Infatti, degli 86 miliardi potenzialmente allocabili al Mezzogiorno, ben 62 finanziano misure per le quali è stato espletato almeno un atto formale che già sta orientando l’allocazione territoriale delle risorse nelle fasi successive dell’attuazione. “La Relazione – continua SVIMEZ – fa emergere diversi profili di criticità, discussi in dettaglio per ciascuna delle quattro diverse modalità seguite dalle Amministrazioni centrali per quantificare le risorse da destinare alle regioni del MezzogiornoLe uniche risorse “certe” sono i 24,8 miliardi che finanziano progetti già identificati e con localizzazione territoriale e costi definiti. Meno di un terzo degli 86 miliardi della “quota Sud”. Queste risorse sono per oltre la metà (14,6 miliardi) di titolarità del Ministero delle Infrastrutture e della Mobilità Sostenibili, e in buona parte finanziano “progetti in essere”, ovvero interventi per i quali già esistevano coperture nel bilancio dello Stato poi sostituite da quelle del PNRR. I rimanenti 61,2 miliardi di euro rappresentano risorse “potenziali”, la cui destinazione effettiva alle regioni del Mezzogiorno dovrà realizzarsi in fase di attuazione superando diverse criticità che la Relazione tecnica porta all’attenzione del decisore politico“.

Una prima criticità riguarda i 28,2 miliardi “stimati” dai diversi Ministeri per finanziare
prevalentemente misure non ancora attivate formalmente o attivate con procedure prive di specifici vincoli di destinazione territoriale. In diversi casi, le Amministrazioni dichiarano “solo un’adesione di principio” al rispetto del livello programmatico del 40% al Mezzogiorno. Per alcuni Ministeri le risorse “stimate” incidono in maniera rilevante sulle risorse gestite che si prevede di allocare al Sud: l’82% per l’Agricoltura, il 61% per l’Istruzione e per il Lavoro, il 56% per la Transizione ecologica. Anche la destinazione finale dei 23,4 miliardi quantificati dai Ministeri per “riparto” (nel caso di misure attivate con procedure che prevedono una quota destinata al Mezzogiorno, ma non ancora arrivate alla selezione dei progetti da finanziare) è soggetta ad un certo grado di incertezza, con particolare riferimento alle risorse da distribuire agli enti territoriali su base competitiva.
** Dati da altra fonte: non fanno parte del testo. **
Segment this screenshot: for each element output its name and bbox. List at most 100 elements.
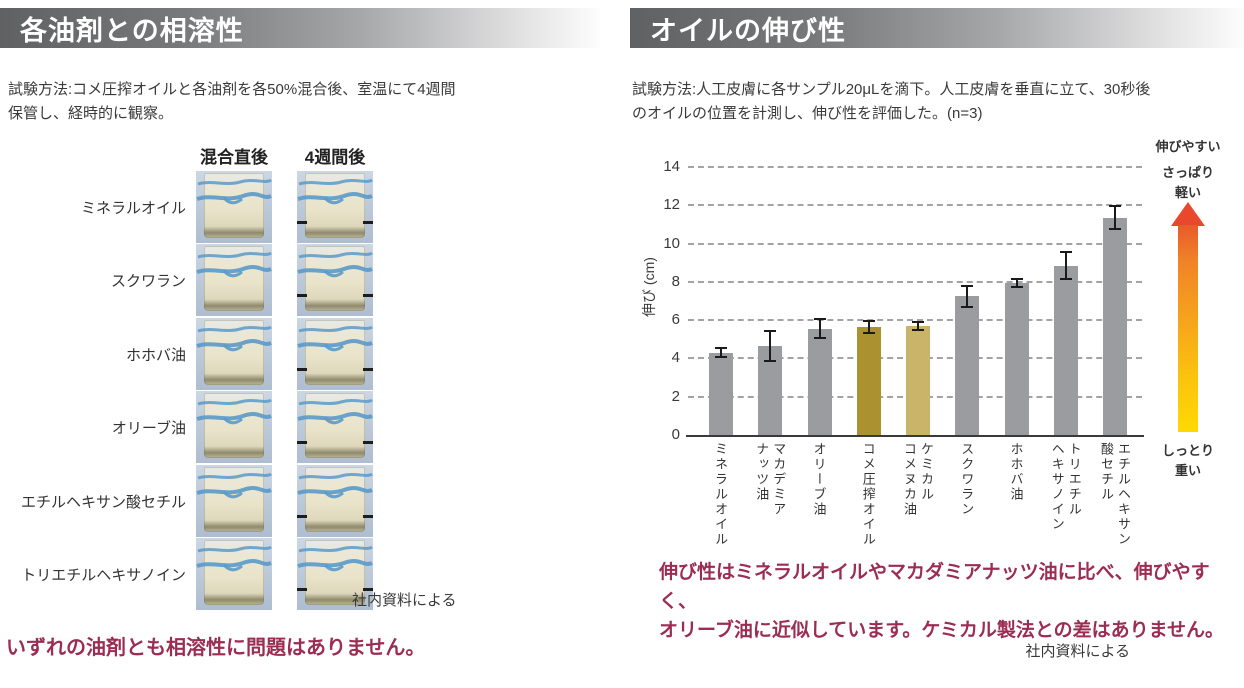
stick-left [297, 441, 307, 445]
error-bar [1064, 252, 1067, 279]
arrow-label-shittori: しっとり [1161, 443, 1214, 458]
row-label: スクワラン [110, 273, 186, 291]
right-section-title: オイルの伸び性 [650, 15, 846, 46]
error-bar-cap [961, 305, 974, 308]
error-bar [1015, 278, 1018, 287]
row-label: ホホバ油 [125, 346, 186, 364]
left-method-text: 試験方法:コメ圧搾オイルと各油剤を各50%混合後、室温にて4週間 保管し、経時的… [8, 78, 568, 126]
error-bar-cap [862, 320, 875, 323]
error-bar-cap [1109, 205, 1121, 208]
label-letters-decoration [297, 178, 373, 205]
left-section-title: 各油剤との相溶性 [20, 15, 244, 46]
error-bar-cap [764, 329, 777, 332]
sample-photo [196, 464, 272, 537]
error-bar-cap [764, 360, 777, 363]
column-header-after-mixing: 混合直後 [200, 148, 268, 167]
sample-photo [297, 538, 373, 610]
right-method-line1: 試験方法:人工皮膚に各サンプル20μLを滴下。人工皮膚を垂直に立て、30秒後 [632, 81, 1151, 98]
label-letters-decoration [297, 398, 373, 425]
left-source-note: 社内資料による [352, 592, 457, 609]
x-axis-line [686, 435, 1144, 437]
stick-right [363, 441, 373, 445]
stick-right [363, 367, 373, 371]
error-bar-cap [1010, 285, 1023, 288]
y-tick-label: 4 [671, 349, 680, 367]
right-conclusion-text: 伸び性はミネラルオイルやマカダミアナッツ油に比べ、伸びやすく、 オリーブ油に近似… [659, 558, 1244, 645]
label-letters-decoration [196, 398, 272, 425]
error-bar [818, 319, 821, 339]
label-letters-decoration [196, 178, 272, 205]
sample-photo [196, 171, 272, 243]
row-label: オリーブ油 [111, 420, 186, 438]
bar-3 [856, 326, 881, 435]
left-method-line1: 試験方法:コメ圧搾オイルと各油剤を各50%混合後、室温にて4週間 [8, 81, 456, 98]
error-bar-cap [1010, 277, 1023, 280]
label-letters-decoration [297, 472, 373, 498]
error-bar-cap [1059, 251, 1072, 254]
left-section-header: 各油剤との相溶性 [0, 8, 600, 48]
sample-photo [297, 464, 373, 537]
y-tick-label: 10 [663, 234, 680, 252]
x-category-label: スクワラン [959, 442, 975, 517]
error-bar-cap [912, 328, 924, 331]
bar-7 [1053, 265, 1078, 435]
sample-photo [297, 317, 373, 390]
error-bar [769, 330, 772, 362]
error-bar-cap [813, 337, 826, 340]
error-bar [867, 321, 870, 333]
column-header-after-4weeks: 4週間後 [304, 148, 366, 167]
spread-arrow-shaft [1178, 225, 1198, 432]
gridline [688, 280, 1142, 283]
y-tick-label: 6 [671, 311, 680, 329]
stick-right [363, 514, 373, 518]
stick-right [363, 294, 373, 298]
error-bar [720, 347, 722, 358]
x-category-label: トリエチル ヘキサノイン [1049, 442, 1082, 532]
x-category-label: ミネラルオイル [713, 442, 728, 547]
y-tick-label: 12 [663, 196, 680, 214]
left-conclusion-text: いずれの油剤とも相溶性に問題はありません。 [6, 637, 426, 659]
error-bar-cap [912, 321, 924, 324]
sample-photo [196, 391, 272, 464]
x-category-label: ケミカル コメヌカ油 [902, 442, 934, 517]
sample-photo [196, 244, 272, 317]
x-category-label: コメ圧搾オイル [860, 442, 876, 547]
y-tick-label: 8 [671, 272, 680, 290]
sample-photo [196, 317, 272, 390]
label-letters-decoration [196, 545, 272, 572]
right-conclusion-line1: 伸び性はミネラルオイルやマカダミアナッツ油に比べ、伸びやすく、 [659, 562, 1210, 612]
arrow-label-light: 軽い [1174, 185, 1201, 200]
y-tick-label: 0 [671, 426, 680, 443]
arrow-label-heavy: 重い [1174, 463, 1201, 478]
error-bar-cap [715, 356, 727, 359]
error-bar-cap [1109, 228, 1121, 231]
error-bar-cap [715, 346, 727, 349]
stick-right [363, 221, 373, 224]
row-label: トリエチルヘキサノイン [21, 567, 186, 584]
gridline [688, 204, 1142, 207]
label-letters-decoration [196, 325, 272, 352]
y-tick-label: 2 [671, 387, 680, 405]
x-category-label: ホホバ油 [1008, 442, 1024, 502]
right-method-text: 試験方法:人工皮膚に各サンプル20μLを滴下。人工皮膚を垂直に立て、30秒後 の… [632, 78, 1240, 126]
label-letters-decoration [196, 252, 272, 278]
error-bar [917, 322, 919, 330]
label-letters-decoration [297, 325, 373, 352]
arrow-label-easy-to-spread: 伸びやすい [1155, 139, 1221, 154]
bar-6 [1004, 282, 1029, 435]
error-bar [1114, 206, 1116, 230]
gridline [688, 166, 1142, 168]
row-label: エチルヘキサン酸セチル [20, 493, 186, 511]
x-category-label: エチルヘキサン 酸セチル [1099, 442, 1131, 547]
stick-right [363, 588, 373, 591]
error-bar [966, 285, 969, 307]
bar-8 [1103, 217, 1127, 435]
row-label: ミネラルオイル [80, 200, 186, 217]
bar-4 [906, 325, 930, 435]
sample-photo [196, 538, 272, 610]
right-method-line2: のオイルの位置を計測し、伸び性を評価した。(n=3) [632, 105, 983, 122]
error-bar-cap [813, 318, 826, 321]
sample-photo [297, 244, 373, 317]
y-tick-label: 14 [663, 158, 680, 175]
Al di là delle criticità legate alle diverse modalità di integrazione della clausola del 40% nei bandi ministeriali già rimarcate dalla SVIMEZ e dall’Ufficio Parlamentare di Bilancio, la Relazione del DPCoe porta all’attenzione un aspetto particolarmente critico per il conseguimento dell’obiettivo del 40%. In ben 15 su 28 procedure attive, per un valore complessivo di oltre 3 miliardi, non è stata disposta nessuna modalità di salvaguardia della quota Mezzogiorno sulle risorse non assegnate per carenza di domande ammissibili. Un’eventualità tutt’altro che remota alla luce del primo anno di attuazione del PNRR.

“Per raggiungere la quota del 40% – rimarca SVIMEZ – per questi come per altri strumenti di sostegno, è necessario prevedere meccanismi correttivi che compensino eventuali inefficienze nelle capacità progettuali e attuative delle Amministrazione meridionali, e favoriscano la partecipazione dei soggetti economici del Sud. È necessario altresì predisporre modalità di salvaguardia in caso di mancato assorbimento. Il tema è quello della declinazione a livello territoriale degli interventi nazionali di incentivazione da conseguire con una pluralità di strumenti come, ad esempio, maggiori aliquote di agevolazione per il Sud o criteri privilegiati di accesso agli interventi, soprattutto per quelle attività produttive e quegli ambiti tecnologici che presentano eccellenze nelle regioni meridionali”.

In definitiva, dalla Relazione arriva un forte monito al livello politico: il 40% è tutt’altro che un
risultato acquisito, è un obiettivo che sarà possibile conseguire solo se saranno rimosse diverse
criticità, avvalendosi di tutti gli strumenti di cui si è dotata la governance del PNRR, incluso il
potere sostitutivo da parte dello Stato nei casi di palese inadeguatezza progettuale e realizzativa degli enti decentrati.